Ransom was paid to hackers by college
“Malicious actors” were behind August’s crippling cyberattack
When “malicious actors” carried out a cyberattack on Regis University last August — crippling the Denver campus’s IT network and downing phones, email and Wi-Fi — university officials paid the hackers a ransom in hopes of restoring their incapacitated systems.
Yet even after that payment, which Regis leaders publicly revealed for the first time to The Denver Post, the cyberattack still impaired day-to-day operations at the private Jesuit college for months.
Regis officials had not previously acknowledged the attack involved ransomware, which can render computer systems inoperable until the target meets hackers’ financial demands.
“The attack hit us the morning students were moving back to campus,” said Salvador Aceves, Regis’ senior vice president and chief financial officer. “It was a rather precarious time for us … That was certainly a time where just as we’re trying to have students settle in, we also had the unfortunate and needed reality of shutting down our systems. We
were trying to ensure we had all the possible opportunities to restore or rebuild available at that time.”

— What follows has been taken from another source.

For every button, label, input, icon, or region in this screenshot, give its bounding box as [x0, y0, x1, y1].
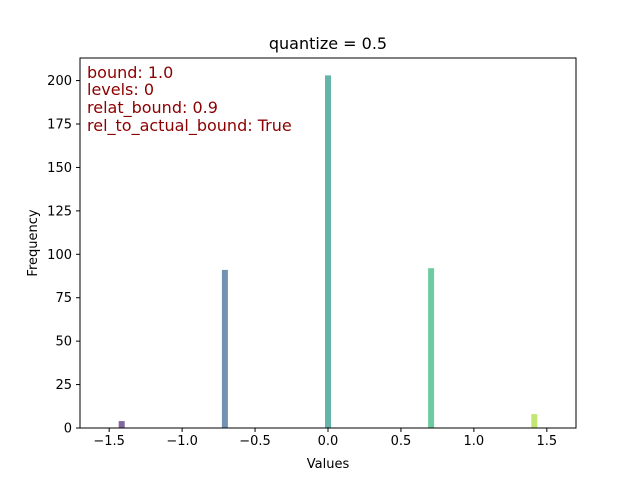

Aceves declined to say how much the university paid the hackers. University officials also have not revealed how much they’ve spent on recovery from the attack, which led them to distribute paper course schedules to students last fall and post signs on campus that read, “Enjoy a break from the connected life.”
On Tuesday, Regis is holding a cybersecurity summit nearly six months after the university’s systems were hacked, gathering professionals from across the country to publicly talk about the ransomware attack and share what the institution and others impacted have learned, all in a bid to help prevent such incidents from happening again. The FBI was involved in investigating the Regis cyberattack along with a private data recovery company, Gillware, that combed through the system to try to figure out what happened, Aceves said.
“The thing we were most concerned about was making sure there was no compromise when it came to our data,” Aceves said. “I’m happy to say, at this point, there was no evidence found that indicated that these malicious actors compromised our data.”
When attacked by ransomware, Regis University and a growing number of American institutions such as government agencies, health care systems and even entire cities are forced to fend off a digital kidnapper of sorts.
“Ransomware is a virus that encrypts most files or all files on a computer to the point that your computer is not usable,” said Greg Williams, director of IT operations at the University of Colorado Colorado Springs and a cybersecurity professor.
To initiate an attack, a hacker can shoot off an email to an employee, luring them to click a link or download an attachment that begins infecting the computer. That can quickly spread to linked computer and IT systems, devastating entire institutions or businesses, Williams said.
“In the case of the businesses that pay, it’s probably because they don’t have backups to the things they need to continue running,” Williams said, noting that UCCS was hit with a cyberattack in 2014, but declined to pay because the campus had good backup systems. “It’s basically holding your data hostage until you decide to either pay the ransom or not pay it.”
The ransom can be paid out in a digital currency like Bitcoin.
“It’s happening quite a bit,” Williams said. “It’s happening to every kind of business.”
To prevent such attacks, Williams said it’s important to educate employees not to open attachments or click on links when they don’t know what they’re opening. Having a good digital security program, solid anti-virus software and keeping software up to date is also important, Williams.
Further details of Regis’s cyberattack weren’t made public prior to Tuesday’s summit. But Shari Plantz-Masters, dean of Regis’s College of Computer & Information Sciences, said the university wants to share its story to prevent other digital catastrophes.
Tuesday’s summit at the university features industry professionals — including staffers from the Colorado Department of Transportation, which battled a cyberattack in 2018 — talking about best practices in handling attacks and prevention.
“Even five years ago, an organization that was attacked wouldn’t tell anybody,” Plantz-Masters said. “There was the idea that you can’t publish what has happened to you because it shows you’re vulnerable. It’s become so prevalent that if you don’t band together, you’re going to have a real tough time combating this.”